Signs of life from GNU Hurd
Signs of life from GNU Hurd
Posted Jul 31, 2011 5:18 UTC (Sun) by slashdot (guest, #22014)Parent article: Signs of life from GNU Hurd
1. A lot of work that went into Linux (such as hardware support) would need to be duplicated, and that would require a massive amount of time/funding which just won't be available (because Hurd isn't popular, chicken and egg issue)
2. A monolithic kernel like Linux will always be better for the common use cases due to superior performance (and currently much more features), while Hurd's advantages would perhaps be for use cases that very little people care about (for example, nowadays computers are usually personal, so running something as root is a non-issue)
3. While a microkernel might be easier to develop, or might be easier to make reliable, Linux is already extremely mature and rock-solid, completely negating that advantage
4. You can just ignore the subsystems that Linux provides and plug in your own worse performing but customized ones (e.g. alternative TCP/IP stack in an LD_PRELOAD library), sometimes even in a very clean and standard way (e.g. filesystems using FUSE, block devices with nbd, network with tun/tap)

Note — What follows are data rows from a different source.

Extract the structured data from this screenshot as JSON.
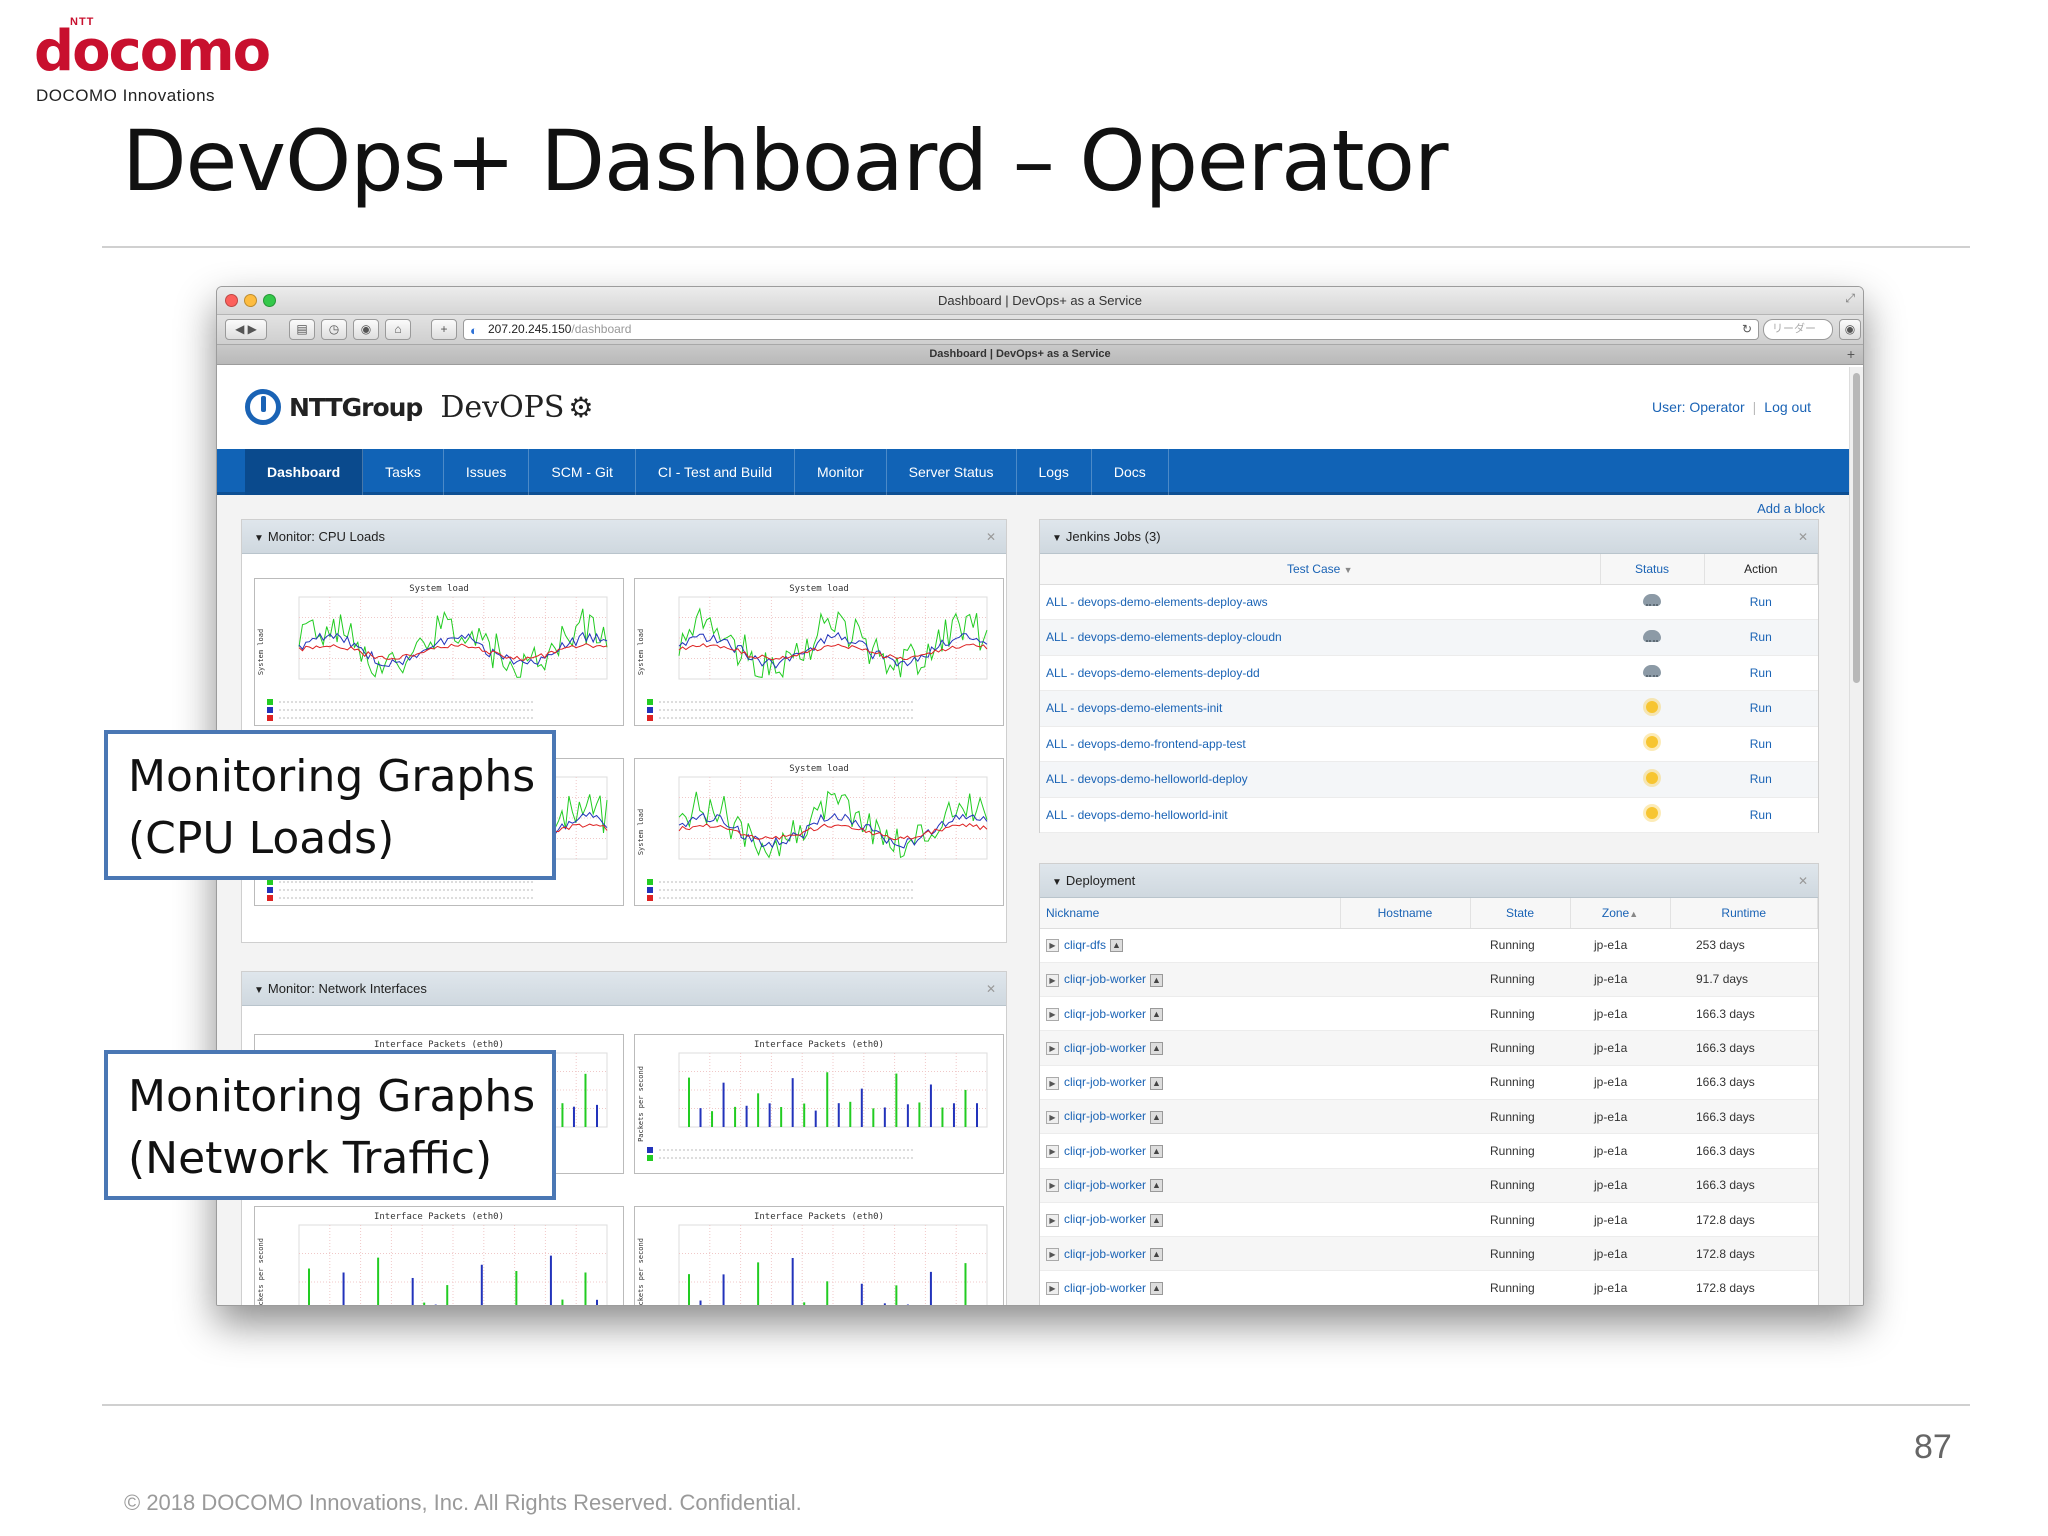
{
  "slide": {
    "logo_small": "NTT",
    "logo_word": "docomo",
    "logo_sub": "DOCOMO Innovations",
    "title": "DevOps+ Dashboard – Operator",
    "page_number": "87",
    "copyright": "© 2018 DOCOMO Innovations, Inc. All Rights Reserved. Confidential."
  },
  "callouts": [
    {
      "line1": "Monitoring Graphs",
      "line2": "(CPU Loads)"
    },
    {
      "line1": "Monitoring Graphs",
      "line2": "(Network Traffic)"
    }
  ],
  "browser": {
    "window_title": "Dashboard | DevOps+ as a Service",
    "url_host": "207.20.245.150",
    "url_path": "/dashboard",
    "search_placeholder": "リーダー",
    "tab_title": "Dashboard | DevOps+ as a Service"
  },
  "app": {
    "brand_group": "NTTGroup",
    "brand_product": "DevOPS",
    "user_label": "User: Operator",
    "logout_label": "Log out",
    "add_block": "Add a block",
    "nav": [
      "Dashboard",
      "Tasks",
      "Issues",
      "SCM - Git",
      "CI - Test and Build",
      "Monitor",
      "Server Status",
      "Logs",
      "Docs"
    ],
    "active_nav": "Dashboard"
  },
  "panels": {
    "cpu": {
      "title": "Monitor: CPU Loads",
      "graph_title": "System load",
      "ylabel": "System load"
    },
    "net": {
      "title": "Monitor: Network Interfaces",
      "graph_title": "Interface Packets (eth0)",
      "ylabel": "Packets per second"
    },
    "jenkins": {
      "title": "Jenkins Jobs (3)",
      "columns": [
        "Test Case",
        "Status",
        "Action"
      ],
      "rows": [
        {
          "name": "ALL - devops-demo-elements-deploy-aws",
          "status": "cloud",
          "action": "Run"
        },
        {
          "name": "ALL - devops-demo-elements-deploy-cloudn",
          "status": "cloud",
          "action": "Run"
        },
        {
          "name": "ALL - devops-demo-elements-deploy-dd",
          "status": "cloud",
          "action": "Run"
        },
        {
          "name": "ALL - devops-demo-elements-init",
          "status": "sun",
          "action": "Run"
        },
        {
          "name": "ALL - devops-demo-frontend-app-test",
          "status": "sun",
          "action": "Run"
        },
        {
          "name": "ALL - devops-demo-helloworld-deploy",
          "status": "sun",
          "action": "Run"
        },
        {
          "name": "ALL - devops-demo-helloworld-init",
          "status": "sun",
          "action": "Run"
        }
      ]
    },
    "deployment": {
      "title": "Deployment",
      "columns": [
        "Nickname",
        "Hostname",
        "State",
        "Zone",
        "Runtime"
      ],
      "rows": [
        {
          "nickname": "cliqr-dfs",
          "hostname": "",
          "state": "Running",
          "zone": "jp-e1a",
          "runtime": "253 days"
        },
        {
          "nickname": "cliqr-job-worker",
          "hostname": "",
          "state": "Running",
          "zone": "jp-e1a",
          "runtime": "91.7 days"
        },
        {
          "nickname": "cliqr-job-worker",
          "hostname": "",
          "state": "Running",
          "zone": "jp-e1a",
          "runtime": "166.3 days"
        },
        {
          "nickname": "cliqr-job-worker",
          "hostname": "",
          "state": "Running",
          "zone": "jp-e1a",
          "runtime": "166.3 days"
        },
        {
          "nickname": "cliqr-job-worker",
          "hostname": "",
          "state": "Running",
          "zone": "jp-e1a",
          "runtime": "166.3 days"
        },
        {
          "nickname": "cliqr-job-worker",
          "hostname": "",
          "state": "Running",
          "zone": "jp-e1a",
          "runtime": "166.3 days"
        },
        {
          "nickname": "cliqr-job-worker",
          "hostname": "",
          "state": "Running",
          "zone": "jp-e1a",
          "runtime": "166.3 days"
        },
        {
          "nickname": "cliqr-job-worker",
          "hostname": "",
          "state": "Running",
          "zone": "jp-e1a",
          "runtime": "166.3 days"
        },
        {
          "nickname": "cliqr-job-worker",
          "hostname": "",
          "state": "Running",
          "zone": "jp-e1a",
          "runtime": "172.8 days"
        },
        {
          "nickname": "cliqr-job-worker",
          "hostname": "",
          "state": "Running",
          "zone": "jp-e1a",
          "runtime": "172.8 days"
        },
        {
          "nickname": "cliqr-job-worker",
          "hostname": "",
          "state": "Running",
          "zone": "jp-e1a",
          "runtime": "172.8 days"
        }
      ]
    }
  },
  "colors": {
    "brand_red": "#c8102e",
    "nav_blue": "#1163b6",
    "callout_border": "#4a77b4",
    "line_green": "#22cc22",
    "line_blue": "#2233bb",
    "line_red": "#dd2222"
  }
}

5. You can use virtualization, containers and several other mechanisms which provide similar "system in a process" features while continuing to use an existing popular and full-featured OS
Overall, the only way the Hurd could turn into something useful is to change it to use (unmodified) Linux instead of Mach/L4/whatever as a "supporting microkernel" and turn the Hurd into a set of Linux system daemons providing ad-hoc IPC interfaces (like the existing dbus, systemd, PolicyKit, ConsoleKit, etc.) and into FUSE filesystems, assuming that there actually are any useful parts that can be salvaged that way.
Should Linux have any shortcomings (like maybe too slow IPC/message passing, or inability to easily implement some things in userspace), those could be addressed in a generic way and then merged upstream as overall kernel improvements (like FUSE).